The teacher grabbed Lucinda by the collar and yanked her up. She screamed as the bench rose with her for a second then fell back, tearing off her uniform at the waist. Now you have you throne, Lucinda Queenie, Elsamire had said, chuckling as she waved the bottle of glue at Mary and the others. Lucinda was confused until she tried, one hour later, to go to the bathroom.

“Oh for Heaven’s sake, what is wrong with these pickneys! Is the Devil in them, Jesus, must be the Devil. Them know how much money me pay for that glue? Them think say glue cheap? Straight a Kingston me, meself go buy the glue and look how them waste it. Idle hands, Jesus. Devil’s workshop for sure. Devil’s workshop. Gal, go to you bloodclaat yard before me give you reason to stay. And if you tell anybody what me just say, is me and you tomorrow.”

Outside the wind whispered laughter as Lucinda’s legs felt the warm stream of piss.

She went home on secret roads. She crossed the river instead of the bridge and waited until evening. Her mother’s house was not part of the Gibbeah Plan. It hung like the other shacks on the outskirt but still within the boundary of the river. There were two rooms, a bedroom for her mother and the kitchen-dining-sitting room that was the bedroom for Lucinda. The house was overrun with old furniture stolen from an abandoned plantation. Luxurious red chairs blackened by coal and black magic. Four of these chairs were scattered around the room as if they had placed themselves. A bamboo coffee table with a vase of plastic flowers sat in the center of the room. There was a gray Formica dining table to the right but no chairs, and the tabletop was littered with dried plants, glass jars filled with vinegar and water, spoiled mangos, and shriveled apples. Lucinda opened one of the cupboards and pushed past the jar filled with lizard skins and dog paws to find the last bag of police-button cookies.

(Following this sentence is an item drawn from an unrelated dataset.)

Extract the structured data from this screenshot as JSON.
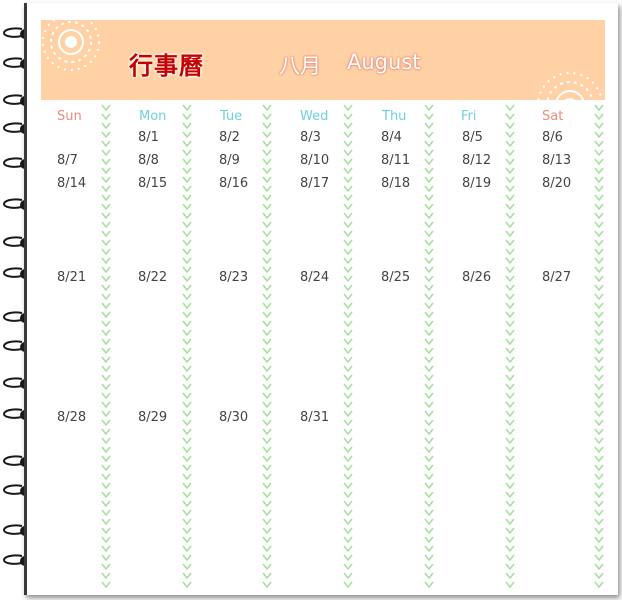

Now to figure out how to slip outside without stirring her mother, whose room she had to pass. Her mother sounded busy. Maybe she would not see. Lucinda tiptoed past the room but looked when she heard the comb fall and bounce on his shoe. She followed his legs, moving up from one dot of curled body hair to the next. She moved up to his sweaty buttocks that clenched tight when he plunged in and spread wide when he pulled out. She moved up to his shirt, so orange that the glow tinted her mother’s feet, both of which where on the man’s shoulders. Her mother was on the dresser, her sweaty back greasing the mirror as the man rammed inside her. Lucinda imagined his cock as stubby as he was plunging in and out of her mother’s vagina that was as loose as she was. Then he shifted and she saw it for a second, his penis disappearing into her mother and his jerky balls bouncing like elastic. Her mother had two gentlemen a week, sometimes three. By the time Lucinda looked in the dresser mirror, he had long seen her. The man raised one of his bushy eyebrows and smiled, rounding his fat face. He gyrated, swirling his hips and thrusting harder, as her mother held on.

“Woi! Woi, you donkey sweet, Daddy. Woi, me womb a shif. Take it easy with you donkey-la-la. Easy with you donkey-la-la.”

The man grunted and stepped away.

“Come, black bull, give me the milk.”

The man grunted again. Lucinda heard little drops fall to the floor.

“God no like when man spill him seed, bitch.”